Cumhurbaşkanı Recep Tayyip Erdoğan’ın seçimle değiştirilmesi için çabalayan, konuşan ATA İttifakının Cumhurbaşkanı adayı Sinan Oğan, en çok ihtiyaç duyulduğu bir dönemde Kılıçdaroğlu ile değil, Erdoğan’la birlikte yol yürümeye karar verdi. Açıkçası Oğan, birlikte yola çıktıklarını da yarı yolda bıraktı.

Altı partinin oluşturduğu Millet İttifakının, 2 bin 300 maddeden oluşan “Ortak Politikalar Mutabakat Metni”nde yer alan hükümlerde bir değişiklik olmadı. Zafer Partisi Genel Başkanı Ümit Özdağ’ın, isteklerinin tamamı zaten bu metinde yer alıyordu. O yüzden, çarşamba günü bu köşenin okurlarına duyurduğum gibi protokol, CHP dışındaki partileri bağlamadı. Onların imzaları protokolde yer almadı. Ortak Politikalar Mutabakat Metninde, değişiklik yapılacaksa, bu 6 siyasi partinin genel başkanlarının imzasıyla mümkün olacak.

HER KESİM BİRLEŞTİ

Belki 30 yıldır siyasetin içinde olan CHP milletvekili, “Dip dalga geliyor” dedi. Siyasi partilerden çok halkın bire bir çalıştığını, gelişmelerin seçmenlerde heyecanı, umudu artırdığını belirtti. Son seçimde aday gösterilmeyen ya da eski milletvekilleri de görevlendirdikleri illerde bu seçimin önemini anlatıyor. Ama inanın halk onların önünde gidiyor.

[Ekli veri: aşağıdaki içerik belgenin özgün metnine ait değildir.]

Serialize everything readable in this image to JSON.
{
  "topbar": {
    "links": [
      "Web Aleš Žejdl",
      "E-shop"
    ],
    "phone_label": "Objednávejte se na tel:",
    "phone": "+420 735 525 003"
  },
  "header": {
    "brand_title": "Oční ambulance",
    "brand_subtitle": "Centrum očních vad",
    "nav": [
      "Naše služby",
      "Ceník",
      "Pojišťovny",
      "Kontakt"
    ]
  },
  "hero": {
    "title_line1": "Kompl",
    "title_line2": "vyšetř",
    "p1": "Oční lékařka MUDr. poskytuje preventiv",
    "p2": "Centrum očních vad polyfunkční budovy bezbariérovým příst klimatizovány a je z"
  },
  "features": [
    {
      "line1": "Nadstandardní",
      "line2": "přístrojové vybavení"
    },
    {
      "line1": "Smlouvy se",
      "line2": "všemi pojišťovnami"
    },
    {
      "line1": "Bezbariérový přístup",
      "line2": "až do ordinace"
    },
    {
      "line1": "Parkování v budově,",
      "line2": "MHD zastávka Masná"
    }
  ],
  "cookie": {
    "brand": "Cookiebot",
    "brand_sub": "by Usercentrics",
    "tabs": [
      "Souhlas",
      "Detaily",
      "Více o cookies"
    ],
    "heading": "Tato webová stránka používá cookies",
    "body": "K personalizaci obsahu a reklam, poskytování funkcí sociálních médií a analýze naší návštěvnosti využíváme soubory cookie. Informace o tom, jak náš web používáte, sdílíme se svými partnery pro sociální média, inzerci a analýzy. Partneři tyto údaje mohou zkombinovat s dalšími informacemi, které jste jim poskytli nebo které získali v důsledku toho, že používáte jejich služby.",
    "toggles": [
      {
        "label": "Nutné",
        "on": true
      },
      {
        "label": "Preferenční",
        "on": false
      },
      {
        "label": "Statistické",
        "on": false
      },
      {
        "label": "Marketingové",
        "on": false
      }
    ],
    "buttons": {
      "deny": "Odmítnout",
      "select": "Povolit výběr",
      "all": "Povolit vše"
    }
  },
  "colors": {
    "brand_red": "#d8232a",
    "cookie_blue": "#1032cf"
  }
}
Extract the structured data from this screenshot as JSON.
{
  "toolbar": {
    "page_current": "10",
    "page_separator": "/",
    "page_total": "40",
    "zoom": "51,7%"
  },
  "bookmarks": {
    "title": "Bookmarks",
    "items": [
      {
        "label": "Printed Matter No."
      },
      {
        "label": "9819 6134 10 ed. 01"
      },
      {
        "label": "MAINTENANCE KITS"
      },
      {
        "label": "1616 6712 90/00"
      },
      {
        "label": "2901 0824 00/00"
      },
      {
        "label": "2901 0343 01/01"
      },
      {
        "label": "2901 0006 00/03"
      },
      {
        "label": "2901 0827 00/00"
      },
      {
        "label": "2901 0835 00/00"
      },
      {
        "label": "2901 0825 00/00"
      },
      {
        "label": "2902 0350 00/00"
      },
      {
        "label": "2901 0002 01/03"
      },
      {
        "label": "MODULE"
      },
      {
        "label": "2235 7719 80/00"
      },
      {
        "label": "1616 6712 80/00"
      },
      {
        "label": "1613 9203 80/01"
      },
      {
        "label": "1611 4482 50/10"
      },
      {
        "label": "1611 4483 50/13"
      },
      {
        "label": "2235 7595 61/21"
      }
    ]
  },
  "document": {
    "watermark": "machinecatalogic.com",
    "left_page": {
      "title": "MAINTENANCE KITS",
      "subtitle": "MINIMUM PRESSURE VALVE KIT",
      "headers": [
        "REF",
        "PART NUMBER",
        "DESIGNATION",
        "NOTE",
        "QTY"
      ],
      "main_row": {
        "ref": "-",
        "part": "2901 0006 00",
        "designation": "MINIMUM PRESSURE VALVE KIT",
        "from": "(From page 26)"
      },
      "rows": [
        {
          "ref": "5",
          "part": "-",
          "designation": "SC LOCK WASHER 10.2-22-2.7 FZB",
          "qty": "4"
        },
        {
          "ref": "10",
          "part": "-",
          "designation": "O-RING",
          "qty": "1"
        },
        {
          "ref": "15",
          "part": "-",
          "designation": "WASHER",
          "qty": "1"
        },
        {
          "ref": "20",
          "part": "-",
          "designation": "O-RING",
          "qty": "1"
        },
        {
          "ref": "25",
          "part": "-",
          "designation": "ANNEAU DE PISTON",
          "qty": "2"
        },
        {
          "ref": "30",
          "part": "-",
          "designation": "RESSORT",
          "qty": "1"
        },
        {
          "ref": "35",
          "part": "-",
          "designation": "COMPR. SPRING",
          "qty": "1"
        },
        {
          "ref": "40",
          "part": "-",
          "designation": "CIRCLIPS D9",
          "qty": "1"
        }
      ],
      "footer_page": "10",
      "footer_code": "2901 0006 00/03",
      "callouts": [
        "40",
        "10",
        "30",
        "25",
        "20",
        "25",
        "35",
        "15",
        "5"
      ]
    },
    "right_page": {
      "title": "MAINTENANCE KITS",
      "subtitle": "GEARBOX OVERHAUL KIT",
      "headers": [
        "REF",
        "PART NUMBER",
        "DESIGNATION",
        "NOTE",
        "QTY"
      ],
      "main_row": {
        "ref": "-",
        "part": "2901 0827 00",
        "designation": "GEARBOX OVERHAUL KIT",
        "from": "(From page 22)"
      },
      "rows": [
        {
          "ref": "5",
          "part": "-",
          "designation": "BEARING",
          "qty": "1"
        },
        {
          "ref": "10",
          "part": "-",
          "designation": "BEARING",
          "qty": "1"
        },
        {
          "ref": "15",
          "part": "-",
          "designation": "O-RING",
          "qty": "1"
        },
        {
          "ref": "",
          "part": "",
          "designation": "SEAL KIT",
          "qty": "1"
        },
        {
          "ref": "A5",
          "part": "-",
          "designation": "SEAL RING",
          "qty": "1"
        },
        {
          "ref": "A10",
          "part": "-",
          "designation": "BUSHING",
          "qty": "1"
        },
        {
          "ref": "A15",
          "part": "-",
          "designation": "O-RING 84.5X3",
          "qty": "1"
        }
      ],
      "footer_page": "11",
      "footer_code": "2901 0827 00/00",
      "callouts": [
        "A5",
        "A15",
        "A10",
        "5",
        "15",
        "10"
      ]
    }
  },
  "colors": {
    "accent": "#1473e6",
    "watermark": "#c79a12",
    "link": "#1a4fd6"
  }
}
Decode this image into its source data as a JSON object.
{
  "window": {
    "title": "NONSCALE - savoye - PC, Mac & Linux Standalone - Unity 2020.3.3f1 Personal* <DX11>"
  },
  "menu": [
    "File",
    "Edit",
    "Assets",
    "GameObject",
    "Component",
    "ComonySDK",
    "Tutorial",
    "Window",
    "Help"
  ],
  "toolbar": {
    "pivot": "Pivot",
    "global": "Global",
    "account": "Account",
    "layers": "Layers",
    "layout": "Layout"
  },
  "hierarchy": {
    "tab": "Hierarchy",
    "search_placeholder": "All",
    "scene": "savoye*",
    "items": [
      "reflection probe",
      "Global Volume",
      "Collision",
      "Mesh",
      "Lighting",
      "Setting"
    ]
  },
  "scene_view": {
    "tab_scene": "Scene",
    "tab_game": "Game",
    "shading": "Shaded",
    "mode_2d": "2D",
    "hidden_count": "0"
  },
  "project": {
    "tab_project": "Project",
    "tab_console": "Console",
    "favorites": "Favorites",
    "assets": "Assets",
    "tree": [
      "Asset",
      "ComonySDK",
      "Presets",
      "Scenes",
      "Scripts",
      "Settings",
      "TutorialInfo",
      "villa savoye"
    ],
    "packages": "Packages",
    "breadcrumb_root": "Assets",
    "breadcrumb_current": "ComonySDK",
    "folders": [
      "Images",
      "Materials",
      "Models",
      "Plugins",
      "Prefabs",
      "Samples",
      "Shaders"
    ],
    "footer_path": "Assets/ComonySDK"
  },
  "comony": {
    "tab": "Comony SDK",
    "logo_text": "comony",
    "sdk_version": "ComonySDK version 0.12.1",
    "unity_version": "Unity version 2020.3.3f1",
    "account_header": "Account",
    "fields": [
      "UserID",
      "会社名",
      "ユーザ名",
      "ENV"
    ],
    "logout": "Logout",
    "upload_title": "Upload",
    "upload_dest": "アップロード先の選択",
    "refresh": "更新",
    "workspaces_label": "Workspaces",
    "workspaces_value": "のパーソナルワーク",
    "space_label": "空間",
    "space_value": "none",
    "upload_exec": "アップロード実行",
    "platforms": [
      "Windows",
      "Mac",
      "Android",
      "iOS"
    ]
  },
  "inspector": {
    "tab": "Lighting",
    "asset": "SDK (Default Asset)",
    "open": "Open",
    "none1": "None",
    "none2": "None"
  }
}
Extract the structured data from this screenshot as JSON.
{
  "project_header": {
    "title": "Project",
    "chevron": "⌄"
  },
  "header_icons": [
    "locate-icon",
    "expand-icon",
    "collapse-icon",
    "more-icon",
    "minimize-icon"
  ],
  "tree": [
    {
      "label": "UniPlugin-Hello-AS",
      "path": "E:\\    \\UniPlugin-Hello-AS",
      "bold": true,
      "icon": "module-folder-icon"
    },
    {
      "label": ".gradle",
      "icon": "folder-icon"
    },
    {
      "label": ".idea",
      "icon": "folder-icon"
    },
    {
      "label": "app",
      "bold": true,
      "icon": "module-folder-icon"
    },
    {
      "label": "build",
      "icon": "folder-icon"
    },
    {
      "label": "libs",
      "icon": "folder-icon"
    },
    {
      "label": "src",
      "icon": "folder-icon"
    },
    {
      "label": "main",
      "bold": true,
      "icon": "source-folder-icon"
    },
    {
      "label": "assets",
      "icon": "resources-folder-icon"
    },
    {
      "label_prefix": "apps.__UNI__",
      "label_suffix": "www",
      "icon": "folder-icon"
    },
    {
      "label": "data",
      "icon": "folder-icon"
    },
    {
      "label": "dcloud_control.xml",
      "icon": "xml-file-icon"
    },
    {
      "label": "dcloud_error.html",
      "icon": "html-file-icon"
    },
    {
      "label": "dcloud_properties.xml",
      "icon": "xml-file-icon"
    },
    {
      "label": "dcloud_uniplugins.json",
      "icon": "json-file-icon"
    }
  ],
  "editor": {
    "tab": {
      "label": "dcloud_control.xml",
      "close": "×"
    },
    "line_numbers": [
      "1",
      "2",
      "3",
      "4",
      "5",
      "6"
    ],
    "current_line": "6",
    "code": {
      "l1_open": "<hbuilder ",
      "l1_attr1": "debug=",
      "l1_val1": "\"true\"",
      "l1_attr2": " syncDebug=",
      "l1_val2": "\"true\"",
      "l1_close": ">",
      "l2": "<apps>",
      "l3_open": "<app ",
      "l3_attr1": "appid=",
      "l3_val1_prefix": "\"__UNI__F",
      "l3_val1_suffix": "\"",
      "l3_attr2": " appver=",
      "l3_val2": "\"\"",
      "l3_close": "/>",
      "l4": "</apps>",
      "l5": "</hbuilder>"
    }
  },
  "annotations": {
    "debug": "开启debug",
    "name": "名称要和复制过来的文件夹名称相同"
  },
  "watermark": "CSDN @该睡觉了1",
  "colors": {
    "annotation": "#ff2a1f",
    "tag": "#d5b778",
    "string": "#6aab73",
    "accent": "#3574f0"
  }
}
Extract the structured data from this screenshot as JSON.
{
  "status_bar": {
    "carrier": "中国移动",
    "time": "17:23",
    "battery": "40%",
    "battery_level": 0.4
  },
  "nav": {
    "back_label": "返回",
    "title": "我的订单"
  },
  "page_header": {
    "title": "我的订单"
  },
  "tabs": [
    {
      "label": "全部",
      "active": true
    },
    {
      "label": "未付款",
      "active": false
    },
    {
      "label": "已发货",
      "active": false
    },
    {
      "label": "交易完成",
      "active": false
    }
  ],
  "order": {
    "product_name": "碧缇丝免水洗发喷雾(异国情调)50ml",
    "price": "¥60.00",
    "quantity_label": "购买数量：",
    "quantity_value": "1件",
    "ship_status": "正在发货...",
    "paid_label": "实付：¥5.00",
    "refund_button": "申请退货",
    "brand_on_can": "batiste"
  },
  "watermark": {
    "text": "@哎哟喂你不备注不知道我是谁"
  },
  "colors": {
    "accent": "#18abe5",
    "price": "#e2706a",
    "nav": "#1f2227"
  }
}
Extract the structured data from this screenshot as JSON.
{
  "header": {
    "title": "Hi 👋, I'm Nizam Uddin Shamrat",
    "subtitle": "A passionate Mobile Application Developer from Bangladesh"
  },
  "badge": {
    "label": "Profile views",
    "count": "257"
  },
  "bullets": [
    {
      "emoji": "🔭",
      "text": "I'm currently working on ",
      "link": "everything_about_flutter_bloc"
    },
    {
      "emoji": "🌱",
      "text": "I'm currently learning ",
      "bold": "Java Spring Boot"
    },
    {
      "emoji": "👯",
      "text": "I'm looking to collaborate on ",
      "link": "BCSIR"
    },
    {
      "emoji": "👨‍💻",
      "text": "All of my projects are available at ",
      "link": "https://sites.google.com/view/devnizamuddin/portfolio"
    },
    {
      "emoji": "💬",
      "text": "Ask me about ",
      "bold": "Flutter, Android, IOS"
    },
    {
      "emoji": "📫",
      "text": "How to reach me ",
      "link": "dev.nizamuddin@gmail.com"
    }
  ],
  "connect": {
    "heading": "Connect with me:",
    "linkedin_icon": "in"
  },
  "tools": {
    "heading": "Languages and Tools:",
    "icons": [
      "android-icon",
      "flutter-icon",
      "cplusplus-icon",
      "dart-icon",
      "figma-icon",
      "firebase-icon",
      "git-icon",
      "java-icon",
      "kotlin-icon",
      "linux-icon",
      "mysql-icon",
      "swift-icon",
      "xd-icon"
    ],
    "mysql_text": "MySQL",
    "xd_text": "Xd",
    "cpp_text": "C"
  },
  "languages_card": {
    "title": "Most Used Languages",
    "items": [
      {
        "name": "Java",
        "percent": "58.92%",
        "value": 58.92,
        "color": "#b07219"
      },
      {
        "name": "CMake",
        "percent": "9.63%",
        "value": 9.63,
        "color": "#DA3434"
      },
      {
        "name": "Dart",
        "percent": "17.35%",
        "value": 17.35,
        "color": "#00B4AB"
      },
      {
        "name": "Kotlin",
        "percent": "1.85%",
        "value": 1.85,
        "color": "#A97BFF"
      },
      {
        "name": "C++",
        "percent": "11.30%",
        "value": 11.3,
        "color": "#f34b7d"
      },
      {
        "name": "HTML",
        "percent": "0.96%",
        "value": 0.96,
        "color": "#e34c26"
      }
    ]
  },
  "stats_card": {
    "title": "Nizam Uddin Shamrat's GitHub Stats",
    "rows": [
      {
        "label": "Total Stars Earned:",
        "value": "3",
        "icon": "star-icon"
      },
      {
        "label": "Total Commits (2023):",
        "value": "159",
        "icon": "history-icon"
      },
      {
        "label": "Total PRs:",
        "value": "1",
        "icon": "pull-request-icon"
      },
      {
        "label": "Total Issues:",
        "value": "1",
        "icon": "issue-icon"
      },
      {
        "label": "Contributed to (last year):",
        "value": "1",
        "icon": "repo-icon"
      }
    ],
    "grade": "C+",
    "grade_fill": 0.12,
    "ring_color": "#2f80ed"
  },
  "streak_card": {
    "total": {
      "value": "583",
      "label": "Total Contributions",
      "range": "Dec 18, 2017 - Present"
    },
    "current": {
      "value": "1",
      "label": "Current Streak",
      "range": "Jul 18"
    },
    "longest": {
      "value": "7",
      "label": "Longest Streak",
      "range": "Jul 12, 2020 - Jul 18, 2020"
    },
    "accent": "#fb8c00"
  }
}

Seçimin ülkemizin geleceği açısından son derece önemli olduğunun herkes farkında. O yüzden olsa gerek bakıyorsunuz görüşleri birbirinden çok farklı olan örneğin Zafer Partisi ile Yeşil Sol Parti, ülkücülerin bir kısmıyla, solcular aynı adaya oy verme konusunda birleşti. Kuşkusuz Erdoğan ile Kılıçdaroğlu arasında önemli bir oy farkı var. Onca çaba, acaba aradaki farkı kapatıp öne geçmeye yetecek mi? Bunu pazar akşamı öğreneceğiz.

SON SÖZÜ ŞU OLMALI 

Millet İttifakı adayı Kemal Kılıçdaroğlu yapacağını yaptı. Bazen en yakın arkadaşları tarafından yarı yolda bırakılmış olsa da zaman darlığına rağmen kendi çabalarıyla yol aldı. Daha ne yapsın? Kılıçdaroğlu’nun son sözü şu olmalı:

“Ey halkım, ben ülkem için yapabileceğim her türlü fedakarlığı yaptım. Artık beni kimseye daha fazla muhtaç etmeyin. Bir eksiğim varsa siz tamamlayın.”

DENGE-DENETİM FIRSATI

Parlamentoda çoğunluğun Cumhur İttifakı’nda, Cumhurbaşkanlığının Millet İttifakı’nda olması devlet işlerini çıkmaza sokar mı? Bu konuyu Anayasa hocası, CHP 27. Dönem milletvekili Prof. Dr. İbrahim Kaboğlu’na sordum. Son seçimde aday gösterilmemesine rağmen partisine küsmemiş, görevlendirildiği Diyarbakır’da, Kılıçdaroğlu’na oy verilmesi için çabalıyordu.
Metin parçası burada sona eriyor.